賢者の仕事、賢者の健康

Vol.5みんなもっと本気で仕事を面白がったほうがいい
椎名誠氏 インタビュー(後編)

「本の雑誌」の40周年は節目になりました

− 格闘技をやってらしたというお話でしたが(前編)、やはりからだをそうとう鍛えられてるんでしょうか。

椎名若いその頃の運動の延長が今も続いてます。毎日たった10分か15分くらいなんですけどヒンズースクワット、あれをね、300回くらい。その次に腹筋を200回、プッシュアップ(腕立て伏せ)100回、そのワンセットはやってます。

自宅の屋上でやったり、リビングルームでテレビ観ながらやったり、場所はいろいろですけど、毎日休みなくやるんです。歯磨きのように。これがね、気持ちいいんだなあ。そうやって毎日毎日自己トレーニングしてきたことの積み重ねは大きいと思います。そのへんは僕、自分でも恥ずかしいくらい律儀なんですよ。やらないと気持ち悪くて。それが役に立ってる気がします。

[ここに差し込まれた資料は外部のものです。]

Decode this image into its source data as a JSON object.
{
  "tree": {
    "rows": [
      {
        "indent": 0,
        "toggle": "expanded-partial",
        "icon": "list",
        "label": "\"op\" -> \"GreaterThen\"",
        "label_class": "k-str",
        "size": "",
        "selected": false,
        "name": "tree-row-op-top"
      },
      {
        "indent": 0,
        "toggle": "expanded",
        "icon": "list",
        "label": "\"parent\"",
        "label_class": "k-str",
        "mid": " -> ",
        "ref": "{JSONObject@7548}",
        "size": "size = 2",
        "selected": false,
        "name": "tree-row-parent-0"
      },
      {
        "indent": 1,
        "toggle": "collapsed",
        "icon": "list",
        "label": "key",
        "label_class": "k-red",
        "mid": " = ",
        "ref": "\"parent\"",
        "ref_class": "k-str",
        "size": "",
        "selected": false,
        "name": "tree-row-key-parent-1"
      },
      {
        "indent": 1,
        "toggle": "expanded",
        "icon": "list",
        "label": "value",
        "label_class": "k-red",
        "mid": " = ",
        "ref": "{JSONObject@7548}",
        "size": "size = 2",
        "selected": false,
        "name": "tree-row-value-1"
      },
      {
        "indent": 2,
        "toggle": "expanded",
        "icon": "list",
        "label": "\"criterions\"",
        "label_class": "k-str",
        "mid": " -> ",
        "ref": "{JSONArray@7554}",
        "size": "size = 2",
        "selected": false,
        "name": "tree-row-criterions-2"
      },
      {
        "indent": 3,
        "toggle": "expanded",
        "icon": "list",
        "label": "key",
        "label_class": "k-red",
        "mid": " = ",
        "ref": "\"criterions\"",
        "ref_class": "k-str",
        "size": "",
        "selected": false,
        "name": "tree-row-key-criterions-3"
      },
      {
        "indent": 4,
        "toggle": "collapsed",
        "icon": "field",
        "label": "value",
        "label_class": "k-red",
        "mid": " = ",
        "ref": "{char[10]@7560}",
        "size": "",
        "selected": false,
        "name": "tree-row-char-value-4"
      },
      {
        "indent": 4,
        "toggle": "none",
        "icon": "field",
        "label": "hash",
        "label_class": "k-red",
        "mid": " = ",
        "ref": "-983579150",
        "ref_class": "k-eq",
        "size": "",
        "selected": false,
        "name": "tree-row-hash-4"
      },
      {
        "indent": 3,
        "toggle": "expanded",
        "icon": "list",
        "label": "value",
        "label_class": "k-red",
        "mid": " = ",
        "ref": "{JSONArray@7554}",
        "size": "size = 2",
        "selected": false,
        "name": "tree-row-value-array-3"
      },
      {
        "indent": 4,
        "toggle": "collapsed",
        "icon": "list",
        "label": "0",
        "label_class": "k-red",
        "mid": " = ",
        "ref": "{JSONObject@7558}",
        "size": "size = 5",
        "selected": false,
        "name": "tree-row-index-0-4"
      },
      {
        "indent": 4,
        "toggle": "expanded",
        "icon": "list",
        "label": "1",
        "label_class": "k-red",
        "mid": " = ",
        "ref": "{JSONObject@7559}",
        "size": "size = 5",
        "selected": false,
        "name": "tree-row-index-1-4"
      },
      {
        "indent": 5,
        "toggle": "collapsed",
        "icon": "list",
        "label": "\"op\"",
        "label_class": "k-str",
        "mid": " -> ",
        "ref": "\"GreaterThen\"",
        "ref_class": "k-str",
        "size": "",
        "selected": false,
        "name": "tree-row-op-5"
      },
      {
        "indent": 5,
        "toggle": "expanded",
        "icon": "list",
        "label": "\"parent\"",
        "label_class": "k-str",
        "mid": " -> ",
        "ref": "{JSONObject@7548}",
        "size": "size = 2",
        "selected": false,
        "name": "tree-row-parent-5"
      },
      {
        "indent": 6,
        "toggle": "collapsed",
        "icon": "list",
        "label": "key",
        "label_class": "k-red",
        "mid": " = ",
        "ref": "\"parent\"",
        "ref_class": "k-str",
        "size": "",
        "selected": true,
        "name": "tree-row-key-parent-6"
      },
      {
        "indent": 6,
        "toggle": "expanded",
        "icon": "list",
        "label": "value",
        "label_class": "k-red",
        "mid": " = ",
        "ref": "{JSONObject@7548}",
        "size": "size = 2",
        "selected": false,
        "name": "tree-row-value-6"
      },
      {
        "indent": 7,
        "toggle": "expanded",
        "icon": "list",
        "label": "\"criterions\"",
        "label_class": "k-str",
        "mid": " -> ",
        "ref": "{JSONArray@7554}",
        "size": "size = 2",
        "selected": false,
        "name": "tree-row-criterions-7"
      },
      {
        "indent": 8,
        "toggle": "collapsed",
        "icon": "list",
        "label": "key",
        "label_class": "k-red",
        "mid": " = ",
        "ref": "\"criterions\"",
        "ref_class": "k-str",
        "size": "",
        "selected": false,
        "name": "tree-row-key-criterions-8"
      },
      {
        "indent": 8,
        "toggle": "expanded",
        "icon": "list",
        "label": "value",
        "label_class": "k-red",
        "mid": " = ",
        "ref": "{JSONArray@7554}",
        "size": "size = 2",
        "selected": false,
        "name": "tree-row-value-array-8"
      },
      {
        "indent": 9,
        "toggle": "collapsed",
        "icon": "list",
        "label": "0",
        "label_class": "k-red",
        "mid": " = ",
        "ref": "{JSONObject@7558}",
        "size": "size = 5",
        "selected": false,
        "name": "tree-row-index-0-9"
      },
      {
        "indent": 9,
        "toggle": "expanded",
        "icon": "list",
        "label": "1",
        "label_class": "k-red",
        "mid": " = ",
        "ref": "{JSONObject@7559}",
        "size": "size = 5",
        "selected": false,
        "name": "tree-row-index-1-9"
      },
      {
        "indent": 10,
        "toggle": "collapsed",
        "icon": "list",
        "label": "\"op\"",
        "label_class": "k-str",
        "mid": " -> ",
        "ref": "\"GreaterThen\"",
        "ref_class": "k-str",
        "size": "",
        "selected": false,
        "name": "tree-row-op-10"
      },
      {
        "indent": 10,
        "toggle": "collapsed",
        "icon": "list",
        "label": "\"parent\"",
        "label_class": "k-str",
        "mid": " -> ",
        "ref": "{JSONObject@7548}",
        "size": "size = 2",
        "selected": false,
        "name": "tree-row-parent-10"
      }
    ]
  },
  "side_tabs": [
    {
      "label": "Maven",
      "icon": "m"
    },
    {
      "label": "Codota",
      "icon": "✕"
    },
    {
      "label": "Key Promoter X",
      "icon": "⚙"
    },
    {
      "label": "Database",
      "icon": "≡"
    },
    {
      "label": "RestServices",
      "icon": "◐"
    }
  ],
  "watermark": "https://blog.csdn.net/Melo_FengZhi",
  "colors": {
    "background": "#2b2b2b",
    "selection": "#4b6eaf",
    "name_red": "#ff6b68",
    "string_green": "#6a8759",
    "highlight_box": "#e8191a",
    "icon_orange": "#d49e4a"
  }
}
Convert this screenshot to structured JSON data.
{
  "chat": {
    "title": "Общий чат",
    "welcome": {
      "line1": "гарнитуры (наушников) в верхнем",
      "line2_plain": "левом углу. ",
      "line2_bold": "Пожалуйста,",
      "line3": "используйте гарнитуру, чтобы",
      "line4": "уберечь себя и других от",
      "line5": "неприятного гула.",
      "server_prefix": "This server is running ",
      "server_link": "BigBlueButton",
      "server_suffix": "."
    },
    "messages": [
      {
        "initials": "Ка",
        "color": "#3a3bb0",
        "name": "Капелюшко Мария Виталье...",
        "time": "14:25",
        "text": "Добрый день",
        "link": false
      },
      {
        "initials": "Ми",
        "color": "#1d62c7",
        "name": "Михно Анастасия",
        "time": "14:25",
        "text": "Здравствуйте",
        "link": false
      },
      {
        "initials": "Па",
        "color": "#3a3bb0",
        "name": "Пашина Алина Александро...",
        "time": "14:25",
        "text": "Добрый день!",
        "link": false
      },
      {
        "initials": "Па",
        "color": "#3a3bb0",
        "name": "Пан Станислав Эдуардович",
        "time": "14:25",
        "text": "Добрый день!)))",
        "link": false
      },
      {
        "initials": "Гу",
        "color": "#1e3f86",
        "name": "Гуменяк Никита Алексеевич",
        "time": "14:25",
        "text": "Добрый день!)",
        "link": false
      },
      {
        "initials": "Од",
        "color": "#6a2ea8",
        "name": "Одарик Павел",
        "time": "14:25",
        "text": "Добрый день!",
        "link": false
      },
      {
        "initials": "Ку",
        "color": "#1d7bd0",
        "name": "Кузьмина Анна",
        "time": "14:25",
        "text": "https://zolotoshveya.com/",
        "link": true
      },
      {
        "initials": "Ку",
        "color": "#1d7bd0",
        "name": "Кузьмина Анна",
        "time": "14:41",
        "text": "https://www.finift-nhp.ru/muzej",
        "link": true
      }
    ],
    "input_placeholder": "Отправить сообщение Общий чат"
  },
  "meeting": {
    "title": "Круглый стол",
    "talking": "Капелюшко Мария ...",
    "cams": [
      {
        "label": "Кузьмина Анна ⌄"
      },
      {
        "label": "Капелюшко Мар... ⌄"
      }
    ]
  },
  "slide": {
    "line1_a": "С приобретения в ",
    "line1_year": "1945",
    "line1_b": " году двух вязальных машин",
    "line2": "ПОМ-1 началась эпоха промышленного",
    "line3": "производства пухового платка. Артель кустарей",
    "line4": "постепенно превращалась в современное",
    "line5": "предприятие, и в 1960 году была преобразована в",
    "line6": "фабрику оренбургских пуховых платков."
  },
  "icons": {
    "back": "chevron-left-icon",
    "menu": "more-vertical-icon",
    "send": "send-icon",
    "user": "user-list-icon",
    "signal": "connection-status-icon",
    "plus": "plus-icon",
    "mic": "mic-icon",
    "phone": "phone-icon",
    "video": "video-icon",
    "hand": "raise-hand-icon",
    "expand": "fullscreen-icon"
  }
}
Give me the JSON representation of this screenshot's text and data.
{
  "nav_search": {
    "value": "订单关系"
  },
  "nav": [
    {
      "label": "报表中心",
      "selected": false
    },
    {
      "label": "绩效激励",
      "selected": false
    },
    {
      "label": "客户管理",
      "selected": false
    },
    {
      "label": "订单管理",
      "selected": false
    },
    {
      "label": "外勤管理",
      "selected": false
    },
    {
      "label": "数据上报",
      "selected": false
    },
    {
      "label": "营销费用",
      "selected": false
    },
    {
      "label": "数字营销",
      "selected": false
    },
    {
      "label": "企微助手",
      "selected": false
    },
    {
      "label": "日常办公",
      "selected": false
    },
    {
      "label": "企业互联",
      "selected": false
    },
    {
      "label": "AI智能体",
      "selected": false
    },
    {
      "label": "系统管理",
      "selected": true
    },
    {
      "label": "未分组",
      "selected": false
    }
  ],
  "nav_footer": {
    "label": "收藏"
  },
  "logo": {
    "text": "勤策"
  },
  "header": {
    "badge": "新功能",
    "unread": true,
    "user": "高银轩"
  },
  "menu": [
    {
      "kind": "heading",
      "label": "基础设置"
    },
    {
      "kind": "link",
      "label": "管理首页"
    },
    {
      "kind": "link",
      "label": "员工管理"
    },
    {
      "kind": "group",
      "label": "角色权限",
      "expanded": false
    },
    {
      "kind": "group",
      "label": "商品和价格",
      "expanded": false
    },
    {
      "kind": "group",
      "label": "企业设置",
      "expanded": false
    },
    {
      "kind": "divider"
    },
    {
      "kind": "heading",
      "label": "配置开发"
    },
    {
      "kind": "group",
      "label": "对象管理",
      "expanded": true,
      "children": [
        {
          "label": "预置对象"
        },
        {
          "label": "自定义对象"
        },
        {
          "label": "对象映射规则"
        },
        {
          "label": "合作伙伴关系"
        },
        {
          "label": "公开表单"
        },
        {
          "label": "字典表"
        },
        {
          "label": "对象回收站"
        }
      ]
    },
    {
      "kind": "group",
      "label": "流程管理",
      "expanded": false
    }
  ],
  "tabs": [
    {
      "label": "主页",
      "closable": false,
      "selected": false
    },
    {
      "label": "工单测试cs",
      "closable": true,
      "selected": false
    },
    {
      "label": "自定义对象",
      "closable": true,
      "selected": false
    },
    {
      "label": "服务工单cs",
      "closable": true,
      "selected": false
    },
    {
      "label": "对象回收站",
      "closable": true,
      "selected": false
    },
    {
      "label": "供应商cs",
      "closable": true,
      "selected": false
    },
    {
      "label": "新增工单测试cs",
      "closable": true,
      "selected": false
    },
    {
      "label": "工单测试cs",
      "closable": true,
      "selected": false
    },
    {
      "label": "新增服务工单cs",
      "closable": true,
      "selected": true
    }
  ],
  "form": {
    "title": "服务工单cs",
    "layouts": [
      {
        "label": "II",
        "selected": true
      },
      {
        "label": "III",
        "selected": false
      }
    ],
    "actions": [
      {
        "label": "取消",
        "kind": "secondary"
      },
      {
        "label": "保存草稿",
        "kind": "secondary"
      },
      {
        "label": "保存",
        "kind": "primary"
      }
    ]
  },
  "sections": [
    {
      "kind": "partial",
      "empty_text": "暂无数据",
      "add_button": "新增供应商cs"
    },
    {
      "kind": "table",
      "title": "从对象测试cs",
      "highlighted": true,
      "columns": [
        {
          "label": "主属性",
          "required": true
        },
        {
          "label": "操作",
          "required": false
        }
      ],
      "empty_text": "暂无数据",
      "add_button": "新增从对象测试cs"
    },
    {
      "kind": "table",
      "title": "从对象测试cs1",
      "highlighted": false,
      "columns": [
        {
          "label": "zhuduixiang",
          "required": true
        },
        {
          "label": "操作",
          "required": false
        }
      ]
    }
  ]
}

− 椎名さんは作家でありながら、今お話されたようなスポーツマンの側面があったり、あやしい探検隊のような活動があったり、雑誌の編集もされていたりと、仕事の幅が大変広い印象を受けています。そのバイタリティはどこから生まれるものなんですか。

椎名どうなんでしょう? まあ、色々やっちゃいますね。ひと頃は2つの会社の社長と編集長をやってましたから。自分の事務所と映画を作る会社、あとは「本の雑誌」の編集長。だからね、その中で自分の本業のモノを書いていかなきゃならないっていうのはけっこう…でも、わりと楽しかったから。

で、それぞれにものすごく優秀な部下というか、サジェスチョンしてくれる人が必ずいますから、彼らにサポートしてもらってね。

「本の雑誌」なんて創刊してもう40年で、僕も目黒(考二氏)も、十何年前に経営からは離れてますけど、去年、菊池寛賞をいきなりもらって。自分たちのやって来たことがそうやって評価されたのは嬉しかったですね。これはひとつの気持ちの節目になりました。

編集の仕事もずっと続いていて、発行は年2回で今年は1冊なんですけど、「とつげき!シーナワールド!!」っていう雑誌があるんですよ。僕じゃなくてチームのスタッフの親玉がつけたタイトルで恥ずかしいんですけど(笑)。それはね、あやしい探検隊の仲間たちもけっこう参加して作ってます。